Adresse à un personnage indéfini, à soi-même ? Qui est le « on »
ou le « nous » dans la troisième partie ? Un collectif, mais lequel ? les poètes,
tel ou tel groupe social, l’humanité ? « on voudrait connaître sur
ses gonds la patience d’un siècle fendillé ; eau et lumière menuisant son
battant, sur le plein du bois taraudé d’insectes et de main d’homme, on lessive
le vertige » (p.64)
Indécision des lieux, aussi : il s’agit de paysages de montagne, et
certains détails peuvent faire penser au Népal (« vent himalayen »

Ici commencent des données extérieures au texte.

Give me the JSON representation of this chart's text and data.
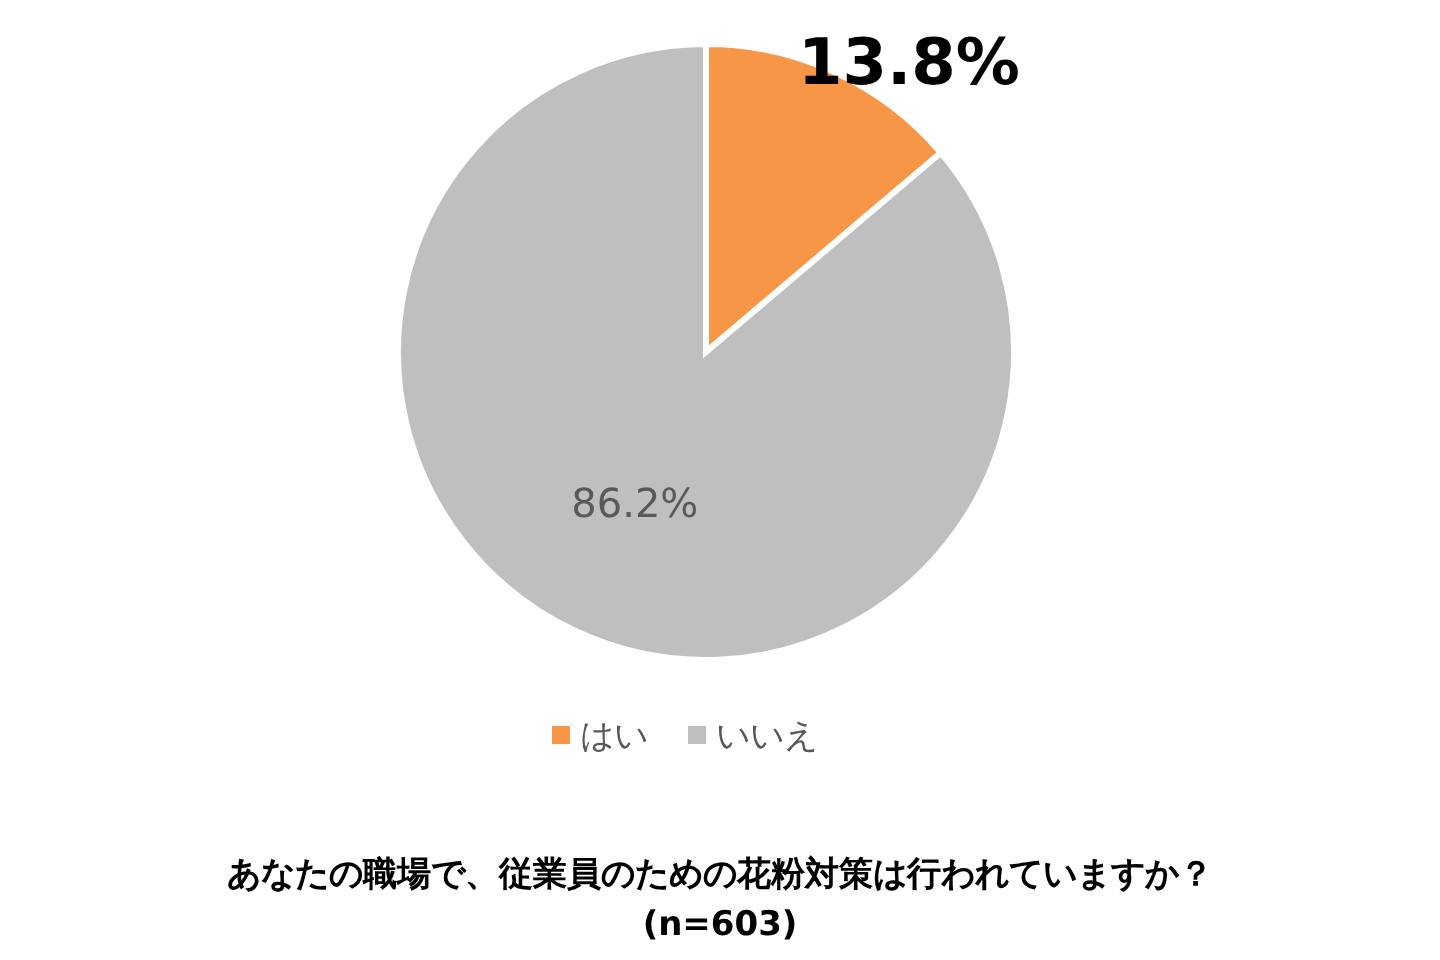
{
  "chart_data": {
    "type": "pie",
    "categories": [
      "はい",
      "いいえ"
    ],
    "values": [
      13.8,
      86.2
    ],
    "colors": [
      "#f79646",
      "#bfbfbf"
    ],
    "value_labels": [
      "13.8%",
      "86.2%"
    ],
    "legend": "bottom",
    "annotations": [
      "あなたの職場で、従業員のための花粉対策は行われていますか？",
      "(n=603)"
    ]
  }
}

(p.11), « yacks » (p.23)…). Mais les éléments qui renvoient à une vie
rurale pauvre ne sont guère spécifiques et les deux dernières parties du livre ne
font plus de références occasionnelles à un pays lointain. On demeure dans une
ruralité montagnarde, mais le titre de la troisième partie, Gastlosen, renvoie à une chaîne des
Préalpes fribourgeoises. Autant dire que si le paysage, et plus largement la
nature, sont très présents, ce n’est absolument pas par souci de couleur locale
ou de tourisme poétique. En cela, Zoss prend une place particulière dans la
tradition suisse d’une poésie du paysage. On pourrait dire qu’elle casse
l’image ; aucune évocation ou nostalgie d’un bonheur du paysan de moyenne
montagne attaché à sa ferme et à la beauté du
décor. Les personnages de Zoss sont des déracinés, des nomades, des
exilés, des migrants, des humains en quête non d’un lieu où s’installer
tranquilles mais d’une vérité qui mettrait fin à leur errance, d’un abri de
langue qui permettrait de s’arrêter au moins un peu.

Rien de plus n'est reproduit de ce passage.